Hamburg - Umstrittene Urteile in Strafrechtsprozessen beschäftigen „Tagesthemen“-Moderator Ingo Zamperoni bei seinen Stippvisiten in deutsche Gerichtssäle. Die neue Sendung „Das soll Recht sein?“ erzählt von diesem Montagabend (22 Uhr) an im NDR-Fernsehen drei Fälle: Ein Mann landet unschuldig hinter Gittern, weil die Nachbarstochter ihn der Vergewaltigung bezichtigt. Eine Frau, die von ihrem Mann über Jahre brutal misshandelt wird, erschießt ihren Peiniger, wird zu Haft verurteilt, dann aber doch freigesprochen.

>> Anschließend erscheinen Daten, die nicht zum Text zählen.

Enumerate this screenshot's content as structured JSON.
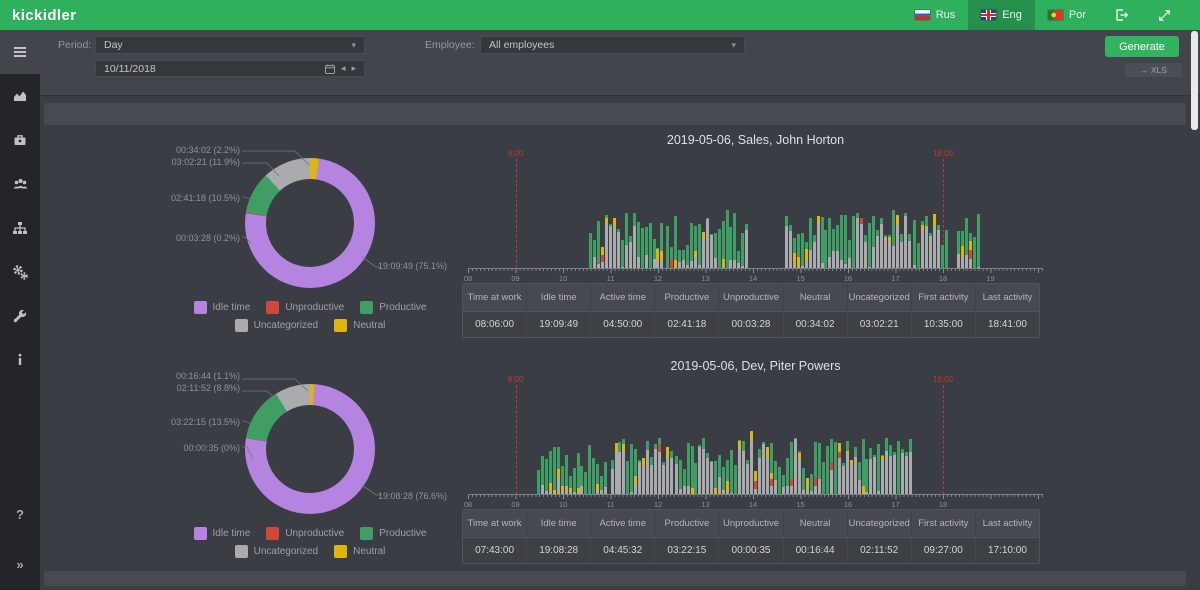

Den Mörder einer 17-Jährigen fasst die Polizei schnell, letztlich kommt er aber doch auf freien Fuß.

Jeweils einen Prozess analysiert Zamperoni in jeder 45-minütigen Folge – im Mix aus Doku und Gespräch – mit vier Schöffen aus Norddeutschland. „Es geht um die Frage, die sich jeder mal stellt: Was ist Recht und was ist gerecht?“, sagte der 44-Jährige jetzt. „Das Wesen eines Rechtsstaates ist es nun mal, bisweilen dem subjektiven Rechtsempfinden der Bevölkerung zu widersprechen, er darf nicht Schwankungen und Stimmungen unterliegen.“ Rechtsstaatlichkeit sei ein hohes Gut, betonte er und sagte aber auch: „Unser Rechtssystem ist sicher nicht perfekt, auch bei uns gibt es Menschen, die daran verzweifeln.“

So wie im Fall von Ralf Witte, um den es in der ersten Ausgabe geht. Die 15-jährige Nachbarstochter behauptete, der Straßenbahnfahrer habe sie brutal vergewaltigt. Obwohl er Alibis für die angeblichen Tatzeiten vorlegen konnte, verurteilte ihn das Landgericht Hannover 2004 zu zwölf Jahren und acht Monaten Haft. Fünf Jahre sitzt der Mann im Gefängnis, bevor der Fall wieder aufgerollt wird und es Wittes inzwischen neuem Anwalt gelingt, die Unschuld seines Mandanten zu beweisen.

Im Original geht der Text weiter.